Não existe mais isso (trabalho análogo à escravidão em lavouras de cana-de-açúcar). Não existe mais queima de cana-de-açúcar, a colheita é mecanizada. Aquele trabalhador boia-fria antigo não existe mais. É uma discussão que está completamente no passado.
Nós temos o melhor biocombustível do mundo, que é valorizado no mundo inteiro, que temos condições de conseguir equiparação de preço e valorização dos produtores e também das usinas que produzem. E os Estados Unidos têm que ficar realmente preocupados, porque o nosso etanol é muito mais eficiente que o etanol de milho deles. Nós, inclusive, estamos produzindo agora o nosso etanol de milho. Eles têm que ficar preocupados, porque somos concorrentes bem difíceis de lidar.
IM: O mundo está passando por um momento conturbado no mercado de crédito. No Brasil, o presidente Lula tem chamado muita atenção para isso também. Como o senhor enxerga esse ambiente no agro? No mercado, há especialistas que destacam o fato de que boa parte dos Fiagros criados recentemente são de “papel”, o que também poderia indicar o ambiente mais desafiador para crédito na produção.
PL: Primeiro, temos que entender que toda essa questão governamental, como Plano Safra e subsídios de juros, tem que ser para ajudar o pequeno produtor, para fazer aquele que não tem condições do acesso ao banco e ao crédito tenha uma condição especial através desses programas.
Nós temos que buscar outras alternativas de financiamento. Nós fizemos a Lei do Agro, em que fui o relator, abrimos crédito agrícola para bancos privados. Facilitamos as garantias, conseguimos fazer com que houvesse a possibilidade do patrimônio de afetação – ou seja, usar apenas uma parcela de uma área para operação financeira como garantia. E criamos o Fiagro. O Fiagro hoje é um sucesso. É algo que, ao que nos parece, pode ser muito positivo. Assinamos com a CVM (Comissão de Valores Mobiliários) o primeiro convênio da CNA para facilitar o acesso aos Fiagros, e, sem dúvida alguma, tem condições de crescer muito. É um mercado que tem condições de ser muito maior e financiar nossa produção. Hoje precisamos buscar alternativas de crédito, e não só a questão governamental de subsídio de juros.
IM: Qual avaliação o senhor faz das condições da Frente Parlamentar Agropecuária nesta nova legislatura? O grupo está mais forte do que no passado? E quais são as pautas prioritárias no momento?

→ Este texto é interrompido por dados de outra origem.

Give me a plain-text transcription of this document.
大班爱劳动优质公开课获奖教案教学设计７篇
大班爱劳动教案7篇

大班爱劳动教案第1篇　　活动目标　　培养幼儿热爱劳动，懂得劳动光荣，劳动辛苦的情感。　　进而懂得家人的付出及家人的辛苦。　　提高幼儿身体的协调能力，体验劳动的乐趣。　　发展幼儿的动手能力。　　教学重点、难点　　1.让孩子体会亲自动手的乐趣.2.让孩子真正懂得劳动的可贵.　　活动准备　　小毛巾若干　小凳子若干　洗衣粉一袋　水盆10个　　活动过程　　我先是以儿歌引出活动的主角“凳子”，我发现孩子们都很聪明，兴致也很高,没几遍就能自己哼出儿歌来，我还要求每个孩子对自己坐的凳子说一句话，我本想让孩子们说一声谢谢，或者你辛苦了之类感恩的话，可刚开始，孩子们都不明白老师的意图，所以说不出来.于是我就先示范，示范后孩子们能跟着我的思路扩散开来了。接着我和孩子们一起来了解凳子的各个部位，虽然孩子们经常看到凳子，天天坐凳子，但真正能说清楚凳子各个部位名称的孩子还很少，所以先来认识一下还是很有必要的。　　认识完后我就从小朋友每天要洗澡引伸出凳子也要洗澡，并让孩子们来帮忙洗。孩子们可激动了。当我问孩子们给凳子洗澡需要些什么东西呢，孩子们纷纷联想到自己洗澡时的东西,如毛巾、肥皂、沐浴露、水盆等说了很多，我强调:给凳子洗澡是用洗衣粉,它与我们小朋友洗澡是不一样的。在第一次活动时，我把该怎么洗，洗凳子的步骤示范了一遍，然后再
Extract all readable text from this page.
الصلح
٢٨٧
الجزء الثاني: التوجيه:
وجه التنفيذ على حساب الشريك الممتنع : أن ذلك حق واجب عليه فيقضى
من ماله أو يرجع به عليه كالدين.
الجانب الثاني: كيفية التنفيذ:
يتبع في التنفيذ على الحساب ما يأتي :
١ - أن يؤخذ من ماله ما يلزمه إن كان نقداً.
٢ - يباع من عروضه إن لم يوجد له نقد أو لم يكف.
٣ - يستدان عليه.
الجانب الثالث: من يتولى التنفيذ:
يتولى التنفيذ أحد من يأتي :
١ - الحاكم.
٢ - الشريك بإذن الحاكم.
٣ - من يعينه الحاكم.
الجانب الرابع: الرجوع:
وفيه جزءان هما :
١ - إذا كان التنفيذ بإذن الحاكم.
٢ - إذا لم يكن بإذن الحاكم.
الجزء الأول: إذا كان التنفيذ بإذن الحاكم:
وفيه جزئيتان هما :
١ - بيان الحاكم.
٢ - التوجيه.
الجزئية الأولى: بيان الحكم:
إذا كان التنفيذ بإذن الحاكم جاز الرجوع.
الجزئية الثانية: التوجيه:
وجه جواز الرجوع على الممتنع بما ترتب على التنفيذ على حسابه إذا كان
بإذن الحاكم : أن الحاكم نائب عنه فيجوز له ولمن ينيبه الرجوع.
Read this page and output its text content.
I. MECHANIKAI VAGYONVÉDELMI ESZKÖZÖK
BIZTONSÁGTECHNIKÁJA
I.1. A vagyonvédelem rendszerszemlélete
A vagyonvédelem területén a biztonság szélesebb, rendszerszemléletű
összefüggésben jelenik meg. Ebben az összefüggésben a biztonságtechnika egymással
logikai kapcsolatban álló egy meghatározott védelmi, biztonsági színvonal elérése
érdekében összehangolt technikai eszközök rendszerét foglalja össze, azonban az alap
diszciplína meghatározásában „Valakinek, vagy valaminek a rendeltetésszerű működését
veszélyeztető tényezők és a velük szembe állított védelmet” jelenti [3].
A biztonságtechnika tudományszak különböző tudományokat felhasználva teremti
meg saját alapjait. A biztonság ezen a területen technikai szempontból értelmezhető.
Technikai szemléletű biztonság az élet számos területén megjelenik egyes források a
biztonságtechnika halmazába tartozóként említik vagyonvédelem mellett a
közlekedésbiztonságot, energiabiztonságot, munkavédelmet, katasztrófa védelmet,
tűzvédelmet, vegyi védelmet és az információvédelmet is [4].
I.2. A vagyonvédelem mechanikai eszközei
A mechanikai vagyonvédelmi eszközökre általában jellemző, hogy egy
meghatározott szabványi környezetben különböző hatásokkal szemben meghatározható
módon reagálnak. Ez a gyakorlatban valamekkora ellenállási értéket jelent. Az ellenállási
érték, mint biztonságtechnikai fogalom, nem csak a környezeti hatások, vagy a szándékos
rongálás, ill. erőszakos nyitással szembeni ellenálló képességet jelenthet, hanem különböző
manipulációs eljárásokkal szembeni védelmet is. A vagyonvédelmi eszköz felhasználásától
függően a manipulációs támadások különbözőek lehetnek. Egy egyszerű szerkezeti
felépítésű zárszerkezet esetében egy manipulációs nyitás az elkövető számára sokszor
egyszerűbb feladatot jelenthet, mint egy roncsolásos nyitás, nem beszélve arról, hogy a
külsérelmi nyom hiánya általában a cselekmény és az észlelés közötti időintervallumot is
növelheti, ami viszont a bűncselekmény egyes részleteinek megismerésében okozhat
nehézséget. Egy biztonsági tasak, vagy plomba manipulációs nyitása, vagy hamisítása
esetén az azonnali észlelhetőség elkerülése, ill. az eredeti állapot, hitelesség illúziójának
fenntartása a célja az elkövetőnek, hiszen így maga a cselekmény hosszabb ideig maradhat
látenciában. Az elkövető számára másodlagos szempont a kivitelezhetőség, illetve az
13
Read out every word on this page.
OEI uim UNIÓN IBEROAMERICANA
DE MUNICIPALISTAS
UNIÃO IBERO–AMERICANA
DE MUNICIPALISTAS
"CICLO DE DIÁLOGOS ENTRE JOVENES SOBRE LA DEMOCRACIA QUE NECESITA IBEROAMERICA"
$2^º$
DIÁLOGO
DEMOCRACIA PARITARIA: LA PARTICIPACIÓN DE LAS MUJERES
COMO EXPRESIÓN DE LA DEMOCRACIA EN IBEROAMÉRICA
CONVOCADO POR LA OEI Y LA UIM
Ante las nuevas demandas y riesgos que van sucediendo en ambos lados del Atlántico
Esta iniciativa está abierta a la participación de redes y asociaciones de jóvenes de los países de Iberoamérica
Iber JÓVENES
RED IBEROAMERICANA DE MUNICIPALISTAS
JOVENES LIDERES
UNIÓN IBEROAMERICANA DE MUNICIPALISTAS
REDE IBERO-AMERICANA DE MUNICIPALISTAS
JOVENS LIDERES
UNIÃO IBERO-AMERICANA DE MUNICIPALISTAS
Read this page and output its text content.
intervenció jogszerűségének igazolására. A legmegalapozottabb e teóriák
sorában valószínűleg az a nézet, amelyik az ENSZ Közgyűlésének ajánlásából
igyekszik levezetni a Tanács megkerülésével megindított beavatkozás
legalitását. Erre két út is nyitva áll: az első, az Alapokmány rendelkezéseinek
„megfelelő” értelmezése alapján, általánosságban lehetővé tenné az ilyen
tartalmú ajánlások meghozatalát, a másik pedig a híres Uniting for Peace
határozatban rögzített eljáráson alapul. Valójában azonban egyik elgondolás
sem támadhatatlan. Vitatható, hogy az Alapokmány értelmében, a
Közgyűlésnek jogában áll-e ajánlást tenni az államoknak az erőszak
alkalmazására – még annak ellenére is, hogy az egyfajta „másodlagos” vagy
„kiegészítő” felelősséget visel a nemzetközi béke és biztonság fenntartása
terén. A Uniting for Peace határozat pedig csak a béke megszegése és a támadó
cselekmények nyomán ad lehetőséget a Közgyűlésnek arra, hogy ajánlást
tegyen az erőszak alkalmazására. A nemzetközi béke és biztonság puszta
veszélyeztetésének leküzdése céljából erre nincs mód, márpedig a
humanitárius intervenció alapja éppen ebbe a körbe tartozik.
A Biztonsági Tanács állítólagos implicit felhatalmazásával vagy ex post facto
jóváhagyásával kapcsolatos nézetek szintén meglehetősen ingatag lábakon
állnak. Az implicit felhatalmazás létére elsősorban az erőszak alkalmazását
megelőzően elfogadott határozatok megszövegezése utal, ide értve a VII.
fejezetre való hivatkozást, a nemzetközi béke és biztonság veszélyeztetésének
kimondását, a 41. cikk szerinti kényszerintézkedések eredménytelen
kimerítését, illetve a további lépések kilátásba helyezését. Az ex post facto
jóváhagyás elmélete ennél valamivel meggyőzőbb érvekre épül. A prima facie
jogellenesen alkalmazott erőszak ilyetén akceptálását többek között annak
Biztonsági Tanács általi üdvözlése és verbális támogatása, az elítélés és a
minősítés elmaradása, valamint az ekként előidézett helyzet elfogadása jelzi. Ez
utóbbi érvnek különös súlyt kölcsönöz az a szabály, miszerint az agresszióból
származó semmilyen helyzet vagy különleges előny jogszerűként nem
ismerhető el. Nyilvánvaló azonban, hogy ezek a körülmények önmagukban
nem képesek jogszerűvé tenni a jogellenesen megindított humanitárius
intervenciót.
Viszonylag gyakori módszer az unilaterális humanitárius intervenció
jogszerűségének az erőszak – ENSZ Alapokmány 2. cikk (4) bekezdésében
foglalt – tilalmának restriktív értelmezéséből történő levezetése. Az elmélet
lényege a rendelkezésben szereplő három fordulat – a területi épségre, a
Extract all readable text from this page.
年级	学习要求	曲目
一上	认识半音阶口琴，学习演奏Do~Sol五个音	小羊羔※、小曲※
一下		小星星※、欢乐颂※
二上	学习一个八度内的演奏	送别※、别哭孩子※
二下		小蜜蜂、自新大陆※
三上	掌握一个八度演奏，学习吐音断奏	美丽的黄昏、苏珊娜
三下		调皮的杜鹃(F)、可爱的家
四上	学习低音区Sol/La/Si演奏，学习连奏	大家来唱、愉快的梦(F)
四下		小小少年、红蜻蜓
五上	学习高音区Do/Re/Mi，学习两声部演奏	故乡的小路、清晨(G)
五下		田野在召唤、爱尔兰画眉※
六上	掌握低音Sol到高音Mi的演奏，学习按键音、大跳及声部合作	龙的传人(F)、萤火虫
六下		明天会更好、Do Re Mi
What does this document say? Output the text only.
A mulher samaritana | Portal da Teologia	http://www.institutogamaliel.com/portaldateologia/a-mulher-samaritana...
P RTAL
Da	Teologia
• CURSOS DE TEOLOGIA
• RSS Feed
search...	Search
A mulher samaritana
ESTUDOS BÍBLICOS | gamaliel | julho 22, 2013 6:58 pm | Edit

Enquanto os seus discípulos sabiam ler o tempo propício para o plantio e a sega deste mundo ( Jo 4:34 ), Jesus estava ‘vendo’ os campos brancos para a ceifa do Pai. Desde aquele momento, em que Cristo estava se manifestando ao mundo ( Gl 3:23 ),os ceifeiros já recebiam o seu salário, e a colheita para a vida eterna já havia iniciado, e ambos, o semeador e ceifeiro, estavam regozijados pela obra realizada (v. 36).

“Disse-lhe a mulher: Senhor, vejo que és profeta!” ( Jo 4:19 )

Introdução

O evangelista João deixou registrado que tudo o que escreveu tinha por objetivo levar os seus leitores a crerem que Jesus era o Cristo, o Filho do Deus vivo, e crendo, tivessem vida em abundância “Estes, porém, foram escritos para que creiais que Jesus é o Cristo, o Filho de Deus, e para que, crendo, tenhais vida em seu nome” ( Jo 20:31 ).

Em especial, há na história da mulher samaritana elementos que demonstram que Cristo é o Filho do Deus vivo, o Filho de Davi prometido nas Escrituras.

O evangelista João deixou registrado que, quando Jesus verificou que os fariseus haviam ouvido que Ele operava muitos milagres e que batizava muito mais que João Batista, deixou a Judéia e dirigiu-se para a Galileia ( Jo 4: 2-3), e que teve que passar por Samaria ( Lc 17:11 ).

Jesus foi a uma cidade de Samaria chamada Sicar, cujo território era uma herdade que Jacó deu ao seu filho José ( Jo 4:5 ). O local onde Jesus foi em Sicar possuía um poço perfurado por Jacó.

PL: Hoje temos uma Câmara e um Senado diferentes da legislatura passada, com muitos parlamentares novos e mais conservadores, mais à direita, e também voltados ao agro. Isso facilitou nosso trabalho. A Frente nunca teve o tamanho que tem hoje, estamos falando de 305 deputados federais e mais de 40 senadores.
É claro que nossas pautas têm uma tendência muito maior de sucesso com esse volume enorme de parlamentares conosco. Temos pautas paradas no Senado, como licenciamento ambiental, regularização fundiária de terras da União, o marco legal de defensivos. Há também a questão da reorganização do Ministério da Agricultura. São vários projetos que temos que fazer andar. Dentro da nossa pauta, do Instituto Pensar Agro, que está conosco na FPA, acho que teremos uma facilidade maior.
Quando se tem um governo de esquerda e que tem agido negativamente em relação ao agro em diversas situações, é natural que haja uma concentração de parlamentares em torno de uma frente parlamentar como essa, que tem sido muito bem organizada. Na instalação das comissões, também tivemos sucesso. Vamos ter dois anos de um bom caminho para o agro dentro do Congresso.